Da parte sua, Cefis osserva che ha ricevuto la presidenza Montedison su indicazione del governatore Carli con tre incarichi precisi: mettere a posto la società, portare in attivo il suo bilancio, renderla autonoma. I primi due li ha assolti. Il terzo no, perché nel sindacato di controllo a cui deve rendere conto del proprio operato e delle proprie iniziative è entrato il concorrente più pericoloso. Per questo non aveva più la certezza di essere il vero presidente. Cefis dice anche dell’altro: è vero, il 1975 sarà un anno difficile, ma anche di scelte urgenti.

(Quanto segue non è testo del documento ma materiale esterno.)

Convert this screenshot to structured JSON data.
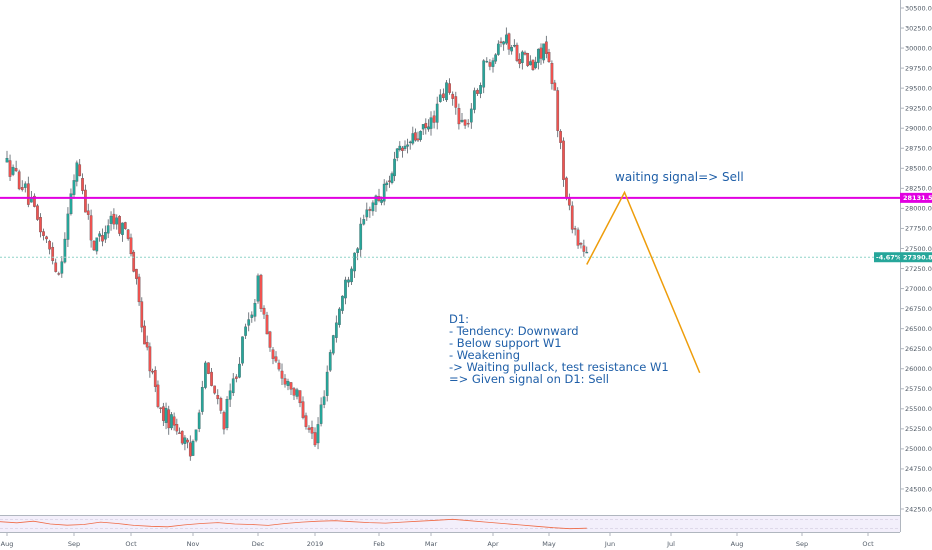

La petrolchimica ha un’evoluzione profonda, bisogna studiare un programma di sviluppo su cui fondare l’attività dei prossimi anni. L’autonomia del gruppo è indispensabile proprio adesso. Senza autonomia non si possono prendere decisioni di fondo. E, se le decisioni non si prendono adesso, la Montedison perde il treno: quando il mercato tornerà a tirare la Montedison scoprirà di essere rimasta al palo.
Il discorso di Cefis è tecnico e peserà sulle decisioni del governo chiamato a ristrutturare la politica delle partecipazioni di Stato. Noi facciamo un discorso più globale: la chimica è un’industria che in altri Paesi è da tempo trainante, in Italia, invece, è in crisi permanente. Nei Paesi dove l’industria chimica è trainante, le grandi società si fanno una concorrenza di mercato. In Italia, invece, la concorrenza avviene per accaparrarsi i capitali, le sovvenzioni e i ruoli.
Lo Stato ha speso migliaia di miliardi di lire in tutte le aziende chimiche, pubbliche e private, senza riuscire a controllare e a dirigere niente. Quello che è accaduto nella Montedison, dove un imprenditore privato ha impiegato i miliardi ricevuti dallo Stato per dare la scalata a una società salvata dallo Stato e finanziata dallo Stato, spiega, con allucinante evidenza, come vengono impiegati i nostri soldi e dimostra che il problema da risolvere non è solo industriale ma in primo luogo politico. I politici, in altre parole, devono prendere le decisioni pensando all’interesse del Paese, che alla lunga coincide con il loro, e non a quello esclusivo del loro potere personale e di corrente, che non coincide mai con quello del Paese.